Oil prices erase losses as hopes of freeze deal build
London (Apr 12) After a wobbly start to the day, oil futures shot higher on Tuesday on hopes that key oil producers could agree on a production freeze this Sunday.
U.S. crude oil CLK6, +0.92% rallied 1.1% to $40.80 a barrel, extending gains from Monday when prices were buoyed by a weaker dollar and higher anticipation that major oil players, such as Russia and Saudi Arabia, would reach a coordinated production freeze to revive prices.
Brent oil LCOM6, +1.33% jumped 1.5% to $43.45 a barrel. Both contracts had traded with losses early in the session, but started to erase gains at the start of the European trading day.

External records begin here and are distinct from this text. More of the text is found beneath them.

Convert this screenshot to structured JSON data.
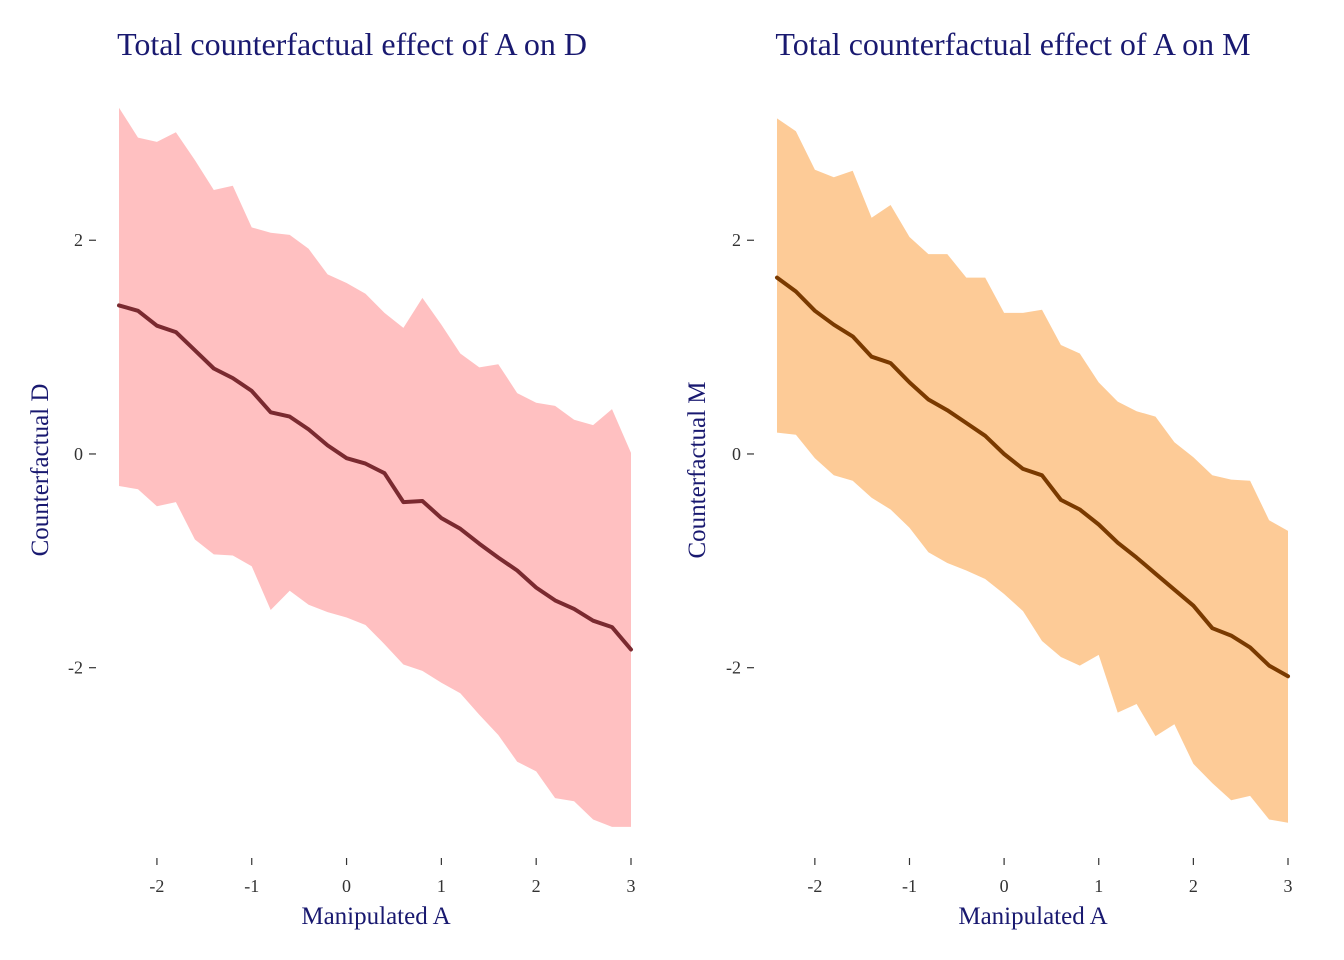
{
  "chart_data": [
    {
      "type": "area",
      "title": "Total counterfactual effect of A on D",
      "xlabel": "Manipulated A",
      "ylabel": "Counterfactual D",
      "xlim": [
        -2.4,
        3.0
      ],
      "ylim": [
        -3.5,
        3.2
      ],
      "xticks": [
        -2,
        -1,
        0,
        1,
        2,
        3
      ],
      "yticks": [
        -2,
        0,
        2
      ],
      "grid": false,
      "colors": {
        "band": "#FFC0C1",
        "line": "#7A2A30"
      },
      "x": [
        -2.4,
        -2.2,
        -2.0,
        -1.8,
        -1.6,
        -1.4,
        -1.2,
        -1.0,
        -0.8,
        -0.6,
        -0.4,
        -0.2,
        0.0,
        0.2,
        0.4,
        0.6,
        0.8,
        1.0,
        1.2,
        1.4,
        1.6,
        1.8,
        2.0,
        2.2,
        2.4,
        2.6,
        2.8,
        3.0
      ],
      "series": [
        {
          "role": "mean",
          "values": [
            1.39,
            1.34,
            1.2,
            1.14,
            0.97,
            0.8,
            0.71,
            0.59,
            0.39,
            0.35,
            0.23,
            0.08,
            -0.04,
            -0.09,
            -0.18,
            -0.45,
            -0.44,
            -0.6,
            -0.7,
            -0.84,
            -0.97,
            -1.09,
            -1.25,
            -1.37,
            -1.45,
            -1.56,
            -1.62,
            -1.83
          ]
        },
        {
          "role": "lower",
          "values": [
            -0.3,
            -0.33,
            -0.49,
            -0.45,
            -0.8,
            -0.94,
            -0.95,
            -1.05,
            -1.46,
            -1.28,
            -1.41,
            -1.48,
            -1.53,
            -1.6,
            -1.78,
            -1.97,
            -2.03,
            -2.14,
            -2.24,
            -2.44,
            -2.63,
            -2.88,
            -2.97,
            -3.22,
            -3.25,
            -3.42,
            -3.49,
            -3.49
          ]
        },
        {
          "role": "upper",
          "values": [
            3.24,
            2.96,
            2.92,
            3.01,
            2.75,
            2.47,
            2.51,
            2.12,
            2.07,
            2.05,
            1.92,
            1.68,
            1.6,
            1.5,
            1.32,
            1.18,
            1.46,
            1.21,
            0.94,
            0.81,
            0.84,
            0.57,
            0.48,
            0.45,
            0.32,
            0.27,
            0.42,
            0.01
          ]
        }
      ]
    },
    {
      "type": "area",
      "title": "Total counterfactual effect of A on M",
      "xlabel": "Manipulated A",
      "ylabel": "Counterfactual M",
      "xlim": [
        -2.4,
        3.0
      ],
      "ylim": [
        -3.5,
        3.2
      ],
      "xticks": [
        -2,
        -1,
        0,
        1,
        2,
        3
      ],
      "yticks": [
        -2,
        0,
        2
      ],
      "grid": false,
      "colors": {
        "band": "#FDCB97",
        "line": "#7A3A00"
      },
      "x": [
        -2.4,
        -2.2,
        -2.0,
        -1.8,
        -1.6,
        -1.4,
        -1.2,
        -1.0,
        -0.8,
        -0.6,
        -0.4,
        -0.2,
        0.0,
        0.2,
        0.4,
        0.6,
        0.8,
        1.0,
        1.2,
        1.4,
        1.6,
        1.8,
        2.0,
        2.2,
        2.4,
        2.6,
        2.8,
        3.0
      ],
      "series": [
        {
          "role": "mean",
          "values": [
            1.65,
            1.52,
            1.34,
            1.21,
            1.1,
            0.91,
            0.85,
            0.67,
            0.51,
            0.41,
            0.29,
            0.17,
            0.0,
            -0.14,
            -0.2,
            -0.43,
            -0.52,
            -0.66,
            -0.83,
            -0.97,
            -1.12,
            -1.27,
            -1.42,
            -1.63,
            -1.7,
            -1.81,
            -1.98,
            -2.08
          ]
        },
        {
          "role": "lower",
          "values": [
            0.2,
            0.18,
            -0.04,
            -0.2,
            -0.25,
            -0.41,
            -0.52,
            -0.69,
            -0.92,
            -1.02,
            -1.09,
            -1.17,
            -1.31,
            -1.47,
            -1.75,
            -1.9,
            -1.98,
            -1.88,
            -2.42,
            -2.34,
            -2.64,
            -2.53,
            -2.9,
            -3.08,
            -3.24,
            -3.2,
            -3.42,
            -3.45
          ]
        },
        {
          "role": "upper",
          "values": [
            3.14,
            3.02,
            2.66,
            2.59,
            2.65,
            2.21,
            2.33,
            2.03,
            1.87,
            1.87,
            1.65,
            1.65,
            1.32,
            1.32,
            1.35,
            1.02,
            0.94,
            0.67,
            0.49,
            0.4,
            0.35,
            0.11,
            -0.03,
            -0.2,
            -0.24,
            -0.25,
            -0.62,
            -0.72
          ]
        }
      ]
    }
  ]
}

“Market participants are viewing price falls as a good opportunity to buy. The expectation that oil producers will agree on production caps at their meeting in Doha this Sunday is also bound to be playing its part,” analysts at Commerzbank said in a note.
They also noted that speculative long positions in Brent climbed by 2,500 to a new record level of just shy of 351,000 contracts in the week to 5 April.

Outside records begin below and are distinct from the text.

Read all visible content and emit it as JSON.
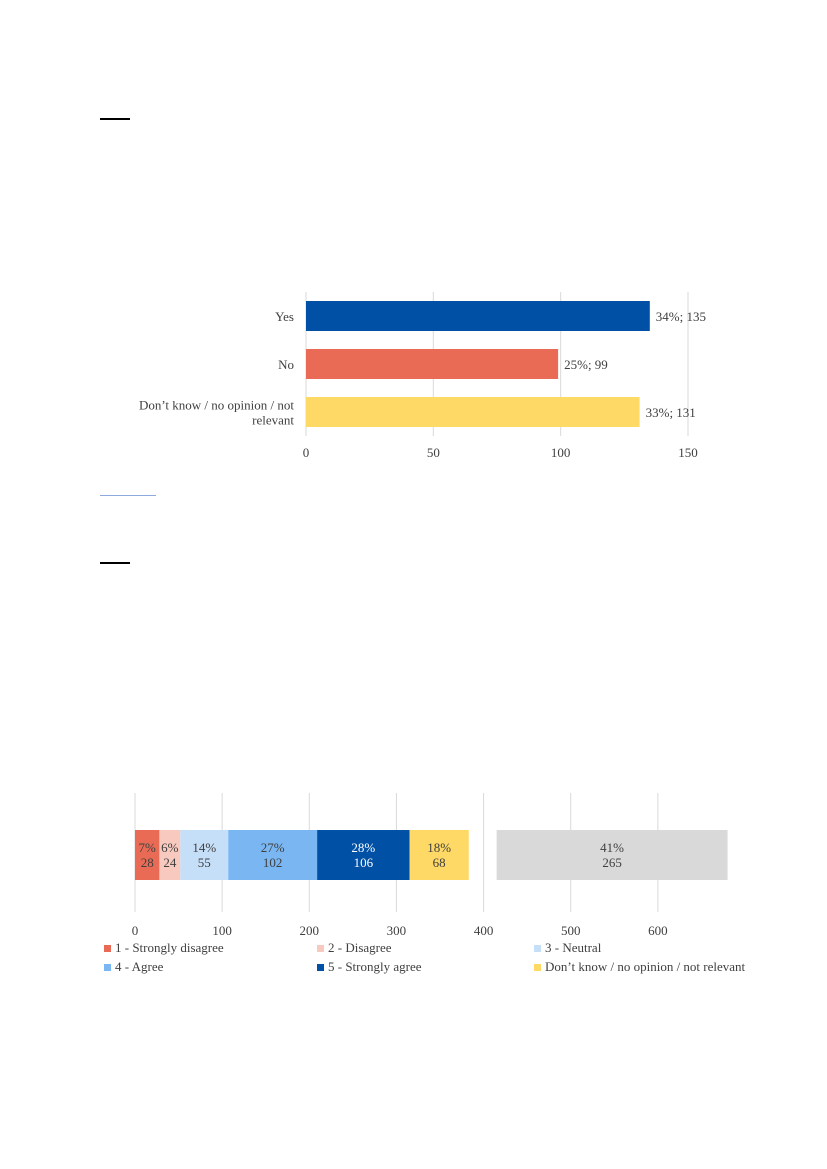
{
  "page": {
    "rule_colors": [
      "#000000",
      "#8EA9DB",
      "#000000"
    ]
  },
  "chart_data": [
    {
      "type": "bar",
      "orientation": "horizontal",
      "categories": [
        "Yes",
        "No",
        "Don’t know / no opinion / not relevant"
      ],
      "category_lines": [
        [
          "Yes"
        ],
        [
          "No"
        ],
        [
          "Don’t know / no opinion / not",
          "relevant"
        ]
      ],
      "values": [
        135,
        99,
        131
      ],
      "data_labels": [
        "34%; 135",
        "25%; 99",
        "33%; 131"
      ],
      "colors": [
        "#0050A5",
        "#E96B55",
        "#FFD966"
      ],
      "xlim": [
        0,
        150
      ],
      "xticks": [
        0,
        50,
        100,
        150
      ],
      "xtick_labels": [
        "0",
        "50",
        "100",
        "150"
      ],
      "grid": true,
      "title": "",
      "xlabel": "",
      "ylabel": ""
    },
    {
      "type": "bar",
      "orientation": "horizontal",
      "stacked": true,
      "series": [
        {
          "name": "1 - Strongly disagree",
          "value": 28,
          "pct": "7%",
          "color": "#E96B55"
        },
        {
          "name": "2 - Disagree",
          "value": 24,
          "pct": "6%",
          "color": "#F8C9BE"
        },
        {
          "name": "3 - Neutral",
          "value": 55,
          "pct": "14%",
          "color": "#C5DFF8"
        },
        {
          "name": "4 - Agree",
          "value": 102,
          "pct": "27%",
          "color": "#7AB6F2"
        },
        {
          "name": "5 - Strongly agree",
          "value": 106,
          "pct": "28%",
          "color": "#0050A5"
        },
        {
          "name": "Don’t know / no opinion / not relevant",
          "value": 68,
          "pct": "18%",
          "color": "#FFD966"
        }
      ],
      "separate_bar": {
        "value": 265,
        "pct": "41%",
        "start": 415,
        "color": "#D9D9D9"
      },
      "xlim": [
        0,
        700
      ],
      "xticks": [
        0,
        100,
        200,
        300,
        400,
        500,
        600
      ],
      "xtick_labels": [
        "0",
        "100",
        "200",
        "300",
        "400",
        "500",
        "600"
      ],
      "grid": true,
      "legend_position": "bottom",
      "title": "",
      "xlabel": "",
      "ylabel": ""
    }
  ]
}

“This was the fourth consecutive weekly rise and the seventh in the last eight weeks. However, this also means that considerable correction potential has built up if the outcome of the Doha meeting were to prove disappointing,” the analysts said.
‘A freeze excluding Iran is all about market psychology. It will have little to no impact on real crude production. However, the impact of market psychology could still be quite large.’
Societe Generale analysts
For nearly two months, oil prices have been volatile as the market tried to gauge the likelihood of a concerted effort by the oil majors to tighten supply. The initial mention of a meeting back in February stoked a buying spree but prices dove when Saudi Arabia, one of the original initiators of the pact, later showed reluctance to participate in the agreement unless Iran pledges to do the same.
However, Tehran has repeatedly showed zero interest in a production freeze at the current level, saying it would keep pumping until productions reaches the pre-sanction level of around 4 million barrels a day.
Goldman Sachs forecasts the Sunday meeting won’t yield any “bullish surprise” and said arresting output at the current level could be “self-defeating” because any moves to push prices up would entice more producers to turn the taps wider, introducing more barrels into the market.
Analysts at Societe Generale estimate a 50% probability that the meeting would result in a general production freeze.
“A freeze excluding Iran is all about market psychology. It will have little to no impact on real crude production. However, the impact of market psychology could still be quite large,” said analysts in a note.
For this week, market watchers will be taking cues from the weekly U.S. crude inventories and production data scheduled for release on Wednesday. In a survey of analysts conducted by pricing agency Platts, U.S. crude stockpiles likely added 1 million barrels in the week ended April 8, driven by stronger imports due to stronger refining margin and sagging U.S. crude output. U.S. gasoline stocks is expected to have contracted by 1.9 million barrels in the same period.
Nymex reformulated gasoline blendstock for May RBK6, +0.20% — the benchmark gasoline contract — rose 0.2 to $1.51 a gallon, while heating oil for the same month HOK6, +1.54% jumped 1.7% to $1.24 a gallon.